Recuerdo el desvío de dos horas (más otras tantas de vuelta) en busca de un lago que albergaba hipopótamos, eso decían nuestros informantes. Recuerdo la barcaza a diez metros de la orilla, la necesidad de salvar esa distancia adentrándose en un agua fangosa y probablemente contaminada para llegar hasta ella. Recuerdo sobre todo nuestras dudas -teníamos miedo a la bilharzia-, pero nos habíamos alejado dos horas de nuestra ruta natural, del camino previsto, sólo por los hipopótamos, no nos iba a frenar una mísera enfermedad parasitaria tantas veces mortal. Recuerdo la maravilla del lago en calma al atardecer, el sol poniéndose, el silencio sobrecogedor, los hocicos de las bestias aflorando levemente de las aguas, su resoplar mastodóntico, sus corpachones de súbito mostrados para ocultarse de nuevo, ominosos, sordamente amenazantes, turbando vagamente el plácido deslizar de las barcazas sobre un agua por lo demás inesperadamente tranquila.

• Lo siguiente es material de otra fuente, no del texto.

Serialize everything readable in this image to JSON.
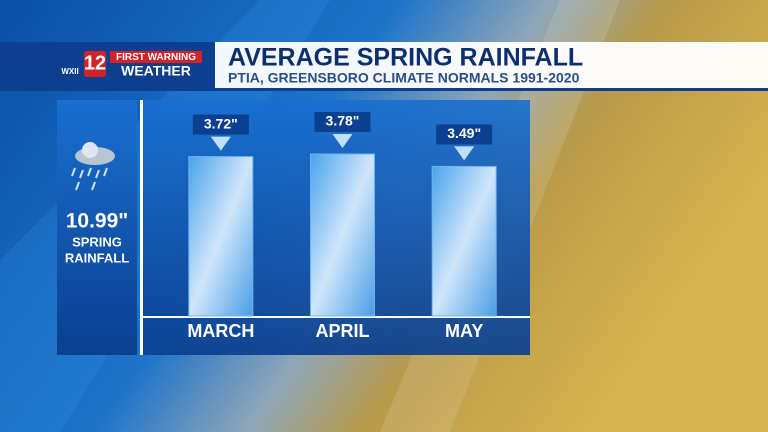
{
  "chart_data": {
    "type": "bar",
    "title": "AVERAGE SPRING RAINFALL",
    "subtitle": "PTIA, GREENSBORO CLIMATE NORMALS 1991-2020",
    "categories": [
      "MARCH",
      "APRIL",
      "MAY"
    ],
    "values": [
      3.72,
      3.78,
      3.49
    ],
    "value_labels": [
      "3.72\"",
      "3.78\"",
      "3.49\""
    ],
    "color": "#6fb4ec",
    "annotations": [
      "10.99\"",
      "SPRING",
      "RAINFALL"
    ],
    "logo": {
      "channel": "12",
      "station": "WXII",
      "brand_top": "FIRST WARNING",
      "brand_bottom": "WEATHER"
    }
  }
}
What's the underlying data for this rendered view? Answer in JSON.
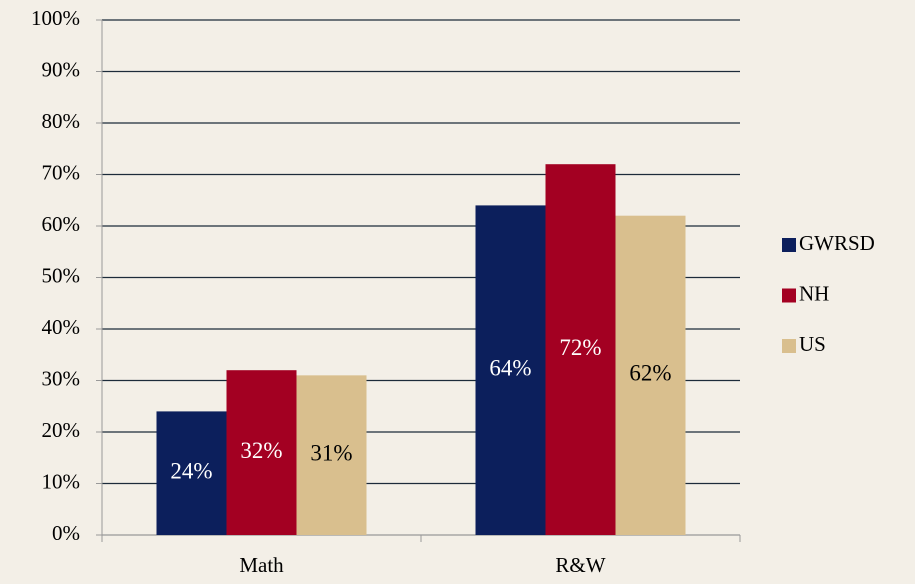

Recuerdo el paso por pueblos a oscuras, con la sola luz de algunos hornillos, familias enteras concentradas ante la lumbre. Recuerdo las ventanas del todoterreno abiertas, las cintas sonando en el
cassette del coche, las voces africanas, la noche africana entrando en nuestras almas. Recuerdo las paradas nocturnas en mitad del inmenso Sahel, algunos matorrales raquíticos en kilómetros de sabana rala, las tiendas montadas a la luz de los faros del cuatro por cuatro, la cena improvisada, el cielo limpiamente estrellado. Recuerdo el despertar del día siguiente, el sol ya hiriente del amanecer, cincuenta pares de ojos infantiles contemplando nuestra salida de la tienda, cincuenta niños sucios y semidesnudos pero risueños y alegres, llenos de pústulas y legañas y mocos y heridas múltiples pero aparentemente felices, salidos de no se sabe dónde -la noche anterior no había rastro de vida humana en decenas de kilómetros a la redonda-, observando las maniobras de cuatro blancos -para ellos cuatro extraterrestres- preparando un desayuno inconcebible en su miserable existencia. Recuerdo sus tristes peleas, cuando abandonábamos la zona alejándonos en el todoterreno, disputándose el cartón vacío de la leche, las pieles de las frutas, los restos de las galletas que habíamos desayunado.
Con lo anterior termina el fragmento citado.